"But, as you know," said Percy, "milk is the only food of young animals, and they must secure their bone food from the milk. Furthermore, the complete analysis of milk shows that it contains very considerable quantities. There are also records of digestion experiments in which less than one-half of the phosphorus in the food consumed was recovered in the total manural excrements. As a matter of fact there is a time in the life of the young mother, as with the two-year old cow, for example, when she must abstract from the food she consumes sufficient phosphorus for the nourishment of three growing animals,—her own immature body, a suckling calf, and another calf as yet unborn.

"Of course the organic matter of the soil should increase under pasturing, especially under conditions that make possible an accumulation of nitrogen; but here too the animals make no contribution toward any such accumulation. With the same growth of plants the accumulation of organic matter would be much more rapid without live stock."

"It is known absolutely but not generally that live stock destroy about two-thirds of the organic matter contained in the food they consume. With grains the proportion is higher, and with coarse forage it is lower, but as an average about two-thirds of the dry matter in tender young grass or clover or in a mixed, well-balanced ration of grain and hay is digested and thus practically destroyed so far as the production of organic matter is concerned.

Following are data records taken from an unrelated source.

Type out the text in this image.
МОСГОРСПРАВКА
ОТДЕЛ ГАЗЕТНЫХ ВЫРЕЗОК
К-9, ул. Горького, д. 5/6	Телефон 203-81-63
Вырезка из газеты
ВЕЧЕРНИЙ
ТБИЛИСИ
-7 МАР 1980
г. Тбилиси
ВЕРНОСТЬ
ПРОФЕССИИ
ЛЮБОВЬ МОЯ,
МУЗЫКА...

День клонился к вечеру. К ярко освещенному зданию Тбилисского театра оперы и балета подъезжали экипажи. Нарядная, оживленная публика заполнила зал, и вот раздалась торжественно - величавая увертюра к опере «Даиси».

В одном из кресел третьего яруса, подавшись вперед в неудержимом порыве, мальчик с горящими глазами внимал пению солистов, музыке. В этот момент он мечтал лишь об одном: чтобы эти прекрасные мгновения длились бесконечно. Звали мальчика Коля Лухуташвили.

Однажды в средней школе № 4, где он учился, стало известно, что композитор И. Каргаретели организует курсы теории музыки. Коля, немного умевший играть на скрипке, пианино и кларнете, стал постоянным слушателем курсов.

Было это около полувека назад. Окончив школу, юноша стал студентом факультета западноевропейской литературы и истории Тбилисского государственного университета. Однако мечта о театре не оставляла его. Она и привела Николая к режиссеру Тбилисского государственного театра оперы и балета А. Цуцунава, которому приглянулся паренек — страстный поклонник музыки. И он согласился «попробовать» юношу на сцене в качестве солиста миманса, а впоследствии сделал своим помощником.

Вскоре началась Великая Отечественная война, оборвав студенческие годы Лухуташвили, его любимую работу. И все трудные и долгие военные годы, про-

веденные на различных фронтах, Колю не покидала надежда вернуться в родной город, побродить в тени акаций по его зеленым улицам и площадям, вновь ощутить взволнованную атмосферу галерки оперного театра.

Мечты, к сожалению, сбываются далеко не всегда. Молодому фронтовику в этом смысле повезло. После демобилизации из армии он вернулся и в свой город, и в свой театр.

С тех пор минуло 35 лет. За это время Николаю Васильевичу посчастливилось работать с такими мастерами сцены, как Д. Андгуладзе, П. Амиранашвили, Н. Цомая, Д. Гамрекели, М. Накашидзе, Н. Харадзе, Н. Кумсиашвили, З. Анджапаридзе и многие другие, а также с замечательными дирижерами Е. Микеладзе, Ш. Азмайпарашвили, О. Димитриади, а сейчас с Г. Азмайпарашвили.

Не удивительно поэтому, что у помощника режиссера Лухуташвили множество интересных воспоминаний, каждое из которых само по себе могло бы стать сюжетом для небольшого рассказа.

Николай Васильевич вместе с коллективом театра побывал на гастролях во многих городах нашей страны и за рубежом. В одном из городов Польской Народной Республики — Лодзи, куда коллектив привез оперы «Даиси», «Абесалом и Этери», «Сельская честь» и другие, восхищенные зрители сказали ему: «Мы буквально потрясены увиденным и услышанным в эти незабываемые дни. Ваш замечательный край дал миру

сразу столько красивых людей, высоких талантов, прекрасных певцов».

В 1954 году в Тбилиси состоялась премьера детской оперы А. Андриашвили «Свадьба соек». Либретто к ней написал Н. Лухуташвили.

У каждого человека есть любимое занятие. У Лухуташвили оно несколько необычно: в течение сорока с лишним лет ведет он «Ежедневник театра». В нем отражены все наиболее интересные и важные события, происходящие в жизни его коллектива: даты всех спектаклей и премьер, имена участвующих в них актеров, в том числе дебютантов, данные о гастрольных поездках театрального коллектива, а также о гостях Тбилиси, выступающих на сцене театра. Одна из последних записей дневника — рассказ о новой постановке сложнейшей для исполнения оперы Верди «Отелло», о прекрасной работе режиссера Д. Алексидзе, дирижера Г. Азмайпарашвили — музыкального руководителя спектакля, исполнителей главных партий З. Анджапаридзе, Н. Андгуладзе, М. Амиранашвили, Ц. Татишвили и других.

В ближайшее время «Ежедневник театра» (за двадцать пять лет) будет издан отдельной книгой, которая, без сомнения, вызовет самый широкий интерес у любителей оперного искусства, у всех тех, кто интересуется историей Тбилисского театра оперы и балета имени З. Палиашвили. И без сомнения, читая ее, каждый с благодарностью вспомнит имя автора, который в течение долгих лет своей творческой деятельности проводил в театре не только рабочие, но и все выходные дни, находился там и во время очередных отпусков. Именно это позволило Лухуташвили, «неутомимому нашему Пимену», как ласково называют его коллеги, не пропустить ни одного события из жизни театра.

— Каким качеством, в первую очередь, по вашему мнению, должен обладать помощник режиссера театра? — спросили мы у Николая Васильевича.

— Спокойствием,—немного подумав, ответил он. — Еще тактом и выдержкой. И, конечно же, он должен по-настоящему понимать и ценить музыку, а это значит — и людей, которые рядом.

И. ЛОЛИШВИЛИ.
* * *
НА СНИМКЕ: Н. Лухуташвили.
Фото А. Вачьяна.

"This you could easily verify yourself, Mr. West, by feeding two thousand pounds of any suitable ration, such as corn and clover hay, collecting and drying the total excrement, which will be found to weigh about seven hundred pounds, if it contains no higher percentage of moisture than was contained in the two thousand pounds of food consumed.

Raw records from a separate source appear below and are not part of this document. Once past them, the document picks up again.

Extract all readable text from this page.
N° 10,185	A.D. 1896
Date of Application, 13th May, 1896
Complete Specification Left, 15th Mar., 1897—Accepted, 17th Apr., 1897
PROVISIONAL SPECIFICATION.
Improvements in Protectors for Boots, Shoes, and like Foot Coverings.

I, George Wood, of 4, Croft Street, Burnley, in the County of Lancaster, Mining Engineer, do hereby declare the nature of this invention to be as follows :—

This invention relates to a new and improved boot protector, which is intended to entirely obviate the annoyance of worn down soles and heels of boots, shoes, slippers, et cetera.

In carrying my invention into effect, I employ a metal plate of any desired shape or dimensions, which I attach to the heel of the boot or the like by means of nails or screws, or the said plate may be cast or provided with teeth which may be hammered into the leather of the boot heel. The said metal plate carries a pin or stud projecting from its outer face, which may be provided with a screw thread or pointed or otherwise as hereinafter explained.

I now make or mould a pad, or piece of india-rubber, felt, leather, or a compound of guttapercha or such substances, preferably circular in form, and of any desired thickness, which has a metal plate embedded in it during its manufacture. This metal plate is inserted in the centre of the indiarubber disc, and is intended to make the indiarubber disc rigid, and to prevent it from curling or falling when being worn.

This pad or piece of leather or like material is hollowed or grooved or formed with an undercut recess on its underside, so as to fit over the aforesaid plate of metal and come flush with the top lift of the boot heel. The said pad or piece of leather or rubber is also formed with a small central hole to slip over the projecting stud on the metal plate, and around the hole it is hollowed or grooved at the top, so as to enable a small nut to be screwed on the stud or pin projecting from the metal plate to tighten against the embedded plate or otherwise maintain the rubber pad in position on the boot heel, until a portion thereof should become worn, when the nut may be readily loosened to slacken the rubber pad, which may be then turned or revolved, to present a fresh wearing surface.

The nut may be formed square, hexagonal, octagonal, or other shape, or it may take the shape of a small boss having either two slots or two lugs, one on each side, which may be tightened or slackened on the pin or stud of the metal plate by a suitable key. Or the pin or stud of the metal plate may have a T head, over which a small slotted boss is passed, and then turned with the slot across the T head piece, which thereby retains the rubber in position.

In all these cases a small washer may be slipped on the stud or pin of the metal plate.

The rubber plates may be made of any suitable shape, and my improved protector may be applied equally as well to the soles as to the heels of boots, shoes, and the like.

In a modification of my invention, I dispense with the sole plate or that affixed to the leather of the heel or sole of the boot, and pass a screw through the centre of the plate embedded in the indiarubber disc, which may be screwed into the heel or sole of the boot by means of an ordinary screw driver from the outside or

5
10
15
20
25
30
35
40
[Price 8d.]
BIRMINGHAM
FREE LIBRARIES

"Of course one should not forget that the liquid excrement contains more nitrogen and more potassium than the solid, and that much of this can be saved and returned to the land by use of plenty of absorbent bedding, and in pasturing there is no danger of any loss from this source."

"That is one great trouble with us," said Mr. West. "We never have as much bedding as we could use to advantage, and it is altogether too expensive to permit us to think of buying straw."

"Probably it would be much less expensive for you to buy ground limestone and then use good alfalfa hay for bedding," said Percy. "I mean exactly what I say," he continued. "Of course I do not advise you to use good alfalfa hay in that way, but it would be a cheap source of very valuable bedding, and it would make an extremely valuable manure. However, I should not hesitate to make liberal use of partially spoiled alfalfa hay for bedding, and you are quite likely to have more or less such hay; for under favorable conditions, such as you can easily have with your soil and climate, alfalfa comes on with a rush in the spring, and often the first crop should be cut before the weather is suitable for making hay. There should be very little or no delay at this time, because the first cutting should be removed in order that it may be out of the way of the second crop, which comes forward still more rapidly under normal conditions.

"Some of our Illinois farmers make strenuous objection to taking care of an alfalfa field that produces $50 worth of the richest and most valuable hay, because it interferes too much with the proper care of a $25 corn crop, which they somehow feel requires and deserves all their time and attention.

"Some of our Virginia farmers have sent to Illinois for their seed corn," said Mr. West; "and they report very good results as a rule, especially on land that has been kept up. On our poor land I think the native corn does better than the Western seed."

"Perhaps that is because it is used to it," suggested Percy, "used to making the struggle for itself on poor land. Fighting for all it gets, so to speak. You know the high-bred animals cannot hold their own with the scrubs when it comes to pawing the snow off the dead wild grass for a living in the winter, as cattle must do sometimes on the plains of the Northwest.